Derrière le vernis d'un discours adouci, le Rassemblement National continue d'imposer son idéologie identitaire au cœur du débat politique. En vérité, c'est moins le parti qui a changé que la société française qui, insensiblement, a glissé vers lui.

« Le lepénisme n'a pas conquis la République : c'est la République qui s'est habituée au lepénisme. »

L'héritier sans rupture

Fille de son père et gardienne du temple, Marine Le Pen n'a jamais renié les fondations du Front National.

Nationalisme identitaire, rejet de l'immigration, préférence nationale, euroscepticisme : la matrice lepéniste demeure intacte.

Ce qui a changé, c'est le ton. Jean-Marie Le Pen provoquait, sa fille rassure. Lui scandalisait, elle normalise.

Mais sous la surface, la France qu'ils imaginent reste la même : repliée, homogène, nostalgique d'une grandeur perdue.

La dédiabolisation comme stratégie de conquête

En gommant les outrances du patriarche, Marine Le Pen a donné à son parti un visage fréquentable.

Quelques exclusions spectaculaires ont suffi à faire croire à une rupture.

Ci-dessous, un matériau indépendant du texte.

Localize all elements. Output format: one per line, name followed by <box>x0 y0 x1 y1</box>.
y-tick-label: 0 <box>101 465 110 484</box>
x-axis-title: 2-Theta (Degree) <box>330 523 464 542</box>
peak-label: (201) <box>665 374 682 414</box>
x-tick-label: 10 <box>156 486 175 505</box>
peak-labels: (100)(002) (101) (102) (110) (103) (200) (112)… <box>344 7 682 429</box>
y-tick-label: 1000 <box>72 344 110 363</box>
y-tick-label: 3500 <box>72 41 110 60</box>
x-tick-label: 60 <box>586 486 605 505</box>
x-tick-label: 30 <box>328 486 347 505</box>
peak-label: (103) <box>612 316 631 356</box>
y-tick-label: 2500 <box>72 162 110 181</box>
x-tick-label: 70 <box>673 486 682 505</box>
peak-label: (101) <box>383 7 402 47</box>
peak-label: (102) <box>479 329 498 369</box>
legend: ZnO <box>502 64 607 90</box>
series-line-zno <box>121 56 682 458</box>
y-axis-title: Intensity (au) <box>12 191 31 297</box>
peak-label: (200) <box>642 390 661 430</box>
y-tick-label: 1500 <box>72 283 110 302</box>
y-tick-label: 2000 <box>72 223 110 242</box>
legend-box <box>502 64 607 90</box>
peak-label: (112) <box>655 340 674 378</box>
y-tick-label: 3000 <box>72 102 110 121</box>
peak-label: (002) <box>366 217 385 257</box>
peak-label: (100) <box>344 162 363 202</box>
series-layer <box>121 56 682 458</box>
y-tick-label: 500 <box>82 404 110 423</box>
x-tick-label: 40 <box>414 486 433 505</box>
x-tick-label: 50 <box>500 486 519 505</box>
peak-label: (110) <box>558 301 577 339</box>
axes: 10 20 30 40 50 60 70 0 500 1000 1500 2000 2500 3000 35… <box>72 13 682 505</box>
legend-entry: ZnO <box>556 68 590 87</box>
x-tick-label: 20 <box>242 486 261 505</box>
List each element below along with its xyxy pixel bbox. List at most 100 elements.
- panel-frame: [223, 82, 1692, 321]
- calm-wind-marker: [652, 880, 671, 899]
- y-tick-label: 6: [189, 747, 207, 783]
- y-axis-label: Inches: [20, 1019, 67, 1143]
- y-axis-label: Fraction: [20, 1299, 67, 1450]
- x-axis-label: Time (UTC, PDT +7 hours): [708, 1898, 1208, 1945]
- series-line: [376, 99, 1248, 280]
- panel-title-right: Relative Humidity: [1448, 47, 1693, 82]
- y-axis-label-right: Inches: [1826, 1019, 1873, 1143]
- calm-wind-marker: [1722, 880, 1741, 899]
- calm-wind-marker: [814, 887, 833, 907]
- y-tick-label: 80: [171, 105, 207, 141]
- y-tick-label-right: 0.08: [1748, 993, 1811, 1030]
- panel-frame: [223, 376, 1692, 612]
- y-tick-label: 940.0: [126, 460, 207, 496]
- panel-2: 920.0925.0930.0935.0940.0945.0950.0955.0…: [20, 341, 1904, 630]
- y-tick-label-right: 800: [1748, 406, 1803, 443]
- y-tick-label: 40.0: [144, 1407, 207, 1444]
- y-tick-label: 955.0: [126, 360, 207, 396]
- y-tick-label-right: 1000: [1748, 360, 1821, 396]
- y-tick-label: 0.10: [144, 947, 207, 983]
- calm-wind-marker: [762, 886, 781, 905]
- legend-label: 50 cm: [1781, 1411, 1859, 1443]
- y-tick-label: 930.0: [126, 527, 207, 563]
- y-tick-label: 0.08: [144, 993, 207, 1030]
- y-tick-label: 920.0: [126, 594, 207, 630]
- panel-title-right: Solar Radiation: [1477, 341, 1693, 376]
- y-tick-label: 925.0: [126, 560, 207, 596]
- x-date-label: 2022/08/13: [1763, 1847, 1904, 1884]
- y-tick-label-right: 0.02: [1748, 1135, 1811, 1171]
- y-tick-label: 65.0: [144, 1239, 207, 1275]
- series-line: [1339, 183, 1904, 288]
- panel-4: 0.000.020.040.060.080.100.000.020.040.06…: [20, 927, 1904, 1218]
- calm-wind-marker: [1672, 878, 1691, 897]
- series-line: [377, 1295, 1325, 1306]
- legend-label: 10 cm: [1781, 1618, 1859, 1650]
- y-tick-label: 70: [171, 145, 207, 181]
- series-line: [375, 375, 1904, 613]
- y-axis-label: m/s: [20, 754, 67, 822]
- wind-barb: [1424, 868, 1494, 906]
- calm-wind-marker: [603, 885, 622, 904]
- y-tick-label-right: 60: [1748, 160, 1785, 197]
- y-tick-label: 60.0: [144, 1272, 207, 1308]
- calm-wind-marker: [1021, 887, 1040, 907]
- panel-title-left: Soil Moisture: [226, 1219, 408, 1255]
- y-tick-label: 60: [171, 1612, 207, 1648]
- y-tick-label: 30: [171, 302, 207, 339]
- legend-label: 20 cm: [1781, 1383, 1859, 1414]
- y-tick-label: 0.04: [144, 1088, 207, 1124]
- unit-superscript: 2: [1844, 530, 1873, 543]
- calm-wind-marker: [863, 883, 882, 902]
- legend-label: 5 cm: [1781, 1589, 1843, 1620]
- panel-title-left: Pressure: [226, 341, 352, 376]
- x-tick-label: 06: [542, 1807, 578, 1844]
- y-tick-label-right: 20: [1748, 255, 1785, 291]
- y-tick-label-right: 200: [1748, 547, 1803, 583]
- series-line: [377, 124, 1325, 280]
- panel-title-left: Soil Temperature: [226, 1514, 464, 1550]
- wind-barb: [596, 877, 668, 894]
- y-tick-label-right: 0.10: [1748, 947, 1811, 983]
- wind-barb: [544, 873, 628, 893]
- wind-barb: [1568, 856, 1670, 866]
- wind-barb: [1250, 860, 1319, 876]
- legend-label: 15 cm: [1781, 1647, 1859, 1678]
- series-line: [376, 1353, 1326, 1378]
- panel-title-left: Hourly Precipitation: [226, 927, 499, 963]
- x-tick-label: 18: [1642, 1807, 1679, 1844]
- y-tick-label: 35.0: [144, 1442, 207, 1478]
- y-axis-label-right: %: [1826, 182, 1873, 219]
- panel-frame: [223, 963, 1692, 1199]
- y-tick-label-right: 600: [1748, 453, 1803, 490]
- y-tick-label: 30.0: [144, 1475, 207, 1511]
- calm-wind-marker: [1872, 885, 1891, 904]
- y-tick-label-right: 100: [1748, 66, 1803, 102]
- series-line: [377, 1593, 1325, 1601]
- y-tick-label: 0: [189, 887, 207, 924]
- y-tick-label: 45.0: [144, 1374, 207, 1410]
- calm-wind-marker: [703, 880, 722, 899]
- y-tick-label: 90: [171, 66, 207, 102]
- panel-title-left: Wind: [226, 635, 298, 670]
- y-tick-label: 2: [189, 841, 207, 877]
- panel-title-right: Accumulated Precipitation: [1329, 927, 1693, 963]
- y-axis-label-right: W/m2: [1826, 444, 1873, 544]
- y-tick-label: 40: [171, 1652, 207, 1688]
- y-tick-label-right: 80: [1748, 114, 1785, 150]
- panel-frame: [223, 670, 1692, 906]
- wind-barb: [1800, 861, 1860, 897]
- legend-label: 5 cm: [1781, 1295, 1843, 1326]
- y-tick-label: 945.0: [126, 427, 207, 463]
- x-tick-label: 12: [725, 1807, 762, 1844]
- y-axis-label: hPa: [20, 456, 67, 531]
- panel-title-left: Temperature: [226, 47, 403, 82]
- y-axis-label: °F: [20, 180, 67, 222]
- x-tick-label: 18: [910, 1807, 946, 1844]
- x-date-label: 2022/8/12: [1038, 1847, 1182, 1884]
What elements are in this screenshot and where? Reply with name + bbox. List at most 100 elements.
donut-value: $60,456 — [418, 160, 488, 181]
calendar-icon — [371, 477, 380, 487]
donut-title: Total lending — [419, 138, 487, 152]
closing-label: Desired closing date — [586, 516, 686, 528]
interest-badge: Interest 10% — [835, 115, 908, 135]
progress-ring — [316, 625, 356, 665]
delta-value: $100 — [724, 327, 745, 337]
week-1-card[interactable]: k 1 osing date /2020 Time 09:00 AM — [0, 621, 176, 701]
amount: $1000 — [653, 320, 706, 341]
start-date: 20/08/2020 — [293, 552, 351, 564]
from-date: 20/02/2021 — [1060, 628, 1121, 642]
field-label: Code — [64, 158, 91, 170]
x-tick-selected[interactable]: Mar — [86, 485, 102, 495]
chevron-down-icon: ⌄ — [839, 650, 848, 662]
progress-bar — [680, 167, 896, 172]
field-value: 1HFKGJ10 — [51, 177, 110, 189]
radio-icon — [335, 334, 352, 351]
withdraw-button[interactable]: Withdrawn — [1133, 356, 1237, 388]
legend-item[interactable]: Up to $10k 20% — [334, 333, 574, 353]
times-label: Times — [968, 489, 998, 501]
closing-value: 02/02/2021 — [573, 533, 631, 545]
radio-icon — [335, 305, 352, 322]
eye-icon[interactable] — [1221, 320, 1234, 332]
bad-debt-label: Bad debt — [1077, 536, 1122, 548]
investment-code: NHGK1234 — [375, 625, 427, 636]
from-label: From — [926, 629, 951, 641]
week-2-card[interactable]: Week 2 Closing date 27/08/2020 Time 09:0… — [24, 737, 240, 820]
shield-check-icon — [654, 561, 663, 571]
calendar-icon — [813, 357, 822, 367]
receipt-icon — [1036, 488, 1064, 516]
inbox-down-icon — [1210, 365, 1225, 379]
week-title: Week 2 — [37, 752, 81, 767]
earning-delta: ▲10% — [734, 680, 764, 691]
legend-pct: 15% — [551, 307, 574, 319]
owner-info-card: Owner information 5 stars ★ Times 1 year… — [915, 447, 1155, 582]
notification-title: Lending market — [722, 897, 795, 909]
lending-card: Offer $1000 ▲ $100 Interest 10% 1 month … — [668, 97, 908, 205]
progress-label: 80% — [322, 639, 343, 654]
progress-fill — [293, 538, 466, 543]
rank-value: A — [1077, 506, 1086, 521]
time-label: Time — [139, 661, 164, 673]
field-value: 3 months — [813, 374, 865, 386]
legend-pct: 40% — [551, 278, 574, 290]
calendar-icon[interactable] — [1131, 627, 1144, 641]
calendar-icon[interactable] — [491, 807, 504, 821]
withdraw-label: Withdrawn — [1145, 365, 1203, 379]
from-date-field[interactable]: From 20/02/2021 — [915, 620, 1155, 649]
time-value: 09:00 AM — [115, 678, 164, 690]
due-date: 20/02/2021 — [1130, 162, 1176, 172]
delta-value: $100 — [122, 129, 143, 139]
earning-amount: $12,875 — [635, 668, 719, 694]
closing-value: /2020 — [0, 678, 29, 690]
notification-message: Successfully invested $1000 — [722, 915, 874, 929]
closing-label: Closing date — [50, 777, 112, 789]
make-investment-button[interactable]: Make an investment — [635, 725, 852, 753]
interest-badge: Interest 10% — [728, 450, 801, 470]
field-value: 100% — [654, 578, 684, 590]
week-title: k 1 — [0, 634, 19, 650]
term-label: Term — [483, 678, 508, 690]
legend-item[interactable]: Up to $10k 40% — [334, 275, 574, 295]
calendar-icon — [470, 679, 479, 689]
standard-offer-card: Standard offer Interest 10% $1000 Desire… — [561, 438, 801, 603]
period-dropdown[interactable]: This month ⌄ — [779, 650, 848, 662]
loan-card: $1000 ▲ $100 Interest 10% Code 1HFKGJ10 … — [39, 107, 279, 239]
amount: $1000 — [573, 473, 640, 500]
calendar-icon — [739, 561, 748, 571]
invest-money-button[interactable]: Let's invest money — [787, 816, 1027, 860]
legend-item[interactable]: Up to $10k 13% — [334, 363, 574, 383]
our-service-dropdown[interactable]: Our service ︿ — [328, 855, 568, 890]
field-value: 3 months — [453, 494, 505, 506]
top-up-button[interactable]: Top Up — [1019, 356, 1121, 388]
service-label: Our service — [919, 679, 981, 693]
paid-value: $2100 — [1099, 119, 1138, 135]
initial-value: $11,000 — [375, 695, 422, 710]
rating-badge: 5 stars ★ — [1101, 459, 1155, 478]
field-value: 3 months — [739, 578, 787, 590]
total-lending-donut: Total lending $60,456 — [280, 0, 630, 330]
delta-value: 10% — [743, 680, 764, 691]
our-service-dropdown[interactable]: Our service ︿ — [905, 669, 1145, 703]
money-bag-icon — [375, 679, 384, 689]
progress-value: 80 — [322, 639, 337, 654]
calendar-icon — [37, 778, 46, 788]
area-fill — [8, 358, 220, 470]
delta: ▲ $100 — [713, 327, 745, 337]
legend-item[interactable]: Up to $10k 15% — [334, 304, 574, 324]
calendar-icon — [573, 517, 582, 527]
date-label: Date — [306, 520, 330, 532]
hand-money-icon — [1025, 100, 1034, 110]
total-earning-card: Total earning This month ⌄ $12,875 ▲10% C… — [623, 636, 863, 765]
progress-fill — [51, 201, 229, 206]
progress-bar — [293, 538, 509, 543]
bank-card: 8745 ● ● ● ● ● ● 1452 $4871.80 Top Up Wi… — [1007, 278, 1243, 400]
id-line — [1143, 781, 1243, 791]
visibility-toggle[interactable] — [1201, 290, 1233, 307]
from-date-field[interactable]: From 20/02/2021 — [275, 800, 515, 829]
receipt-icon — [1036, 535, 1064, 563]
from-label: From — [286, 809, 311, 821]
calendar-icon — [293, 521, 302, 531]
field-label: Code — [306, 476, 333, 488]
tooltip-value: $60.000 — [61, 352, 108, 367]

Pourtant, les réseaux, les cadres et les idées sont restés les mêmes.

Dans les campagnes délaissées, les villes moyennes, les anciens bastions ouvriers, le RN a bâti un maillage solide. Il s'est présenté comme le parti du peuple trahi, celui des oubliés de la mondialisation, des « Français de souche » inquiets face au monde qui change.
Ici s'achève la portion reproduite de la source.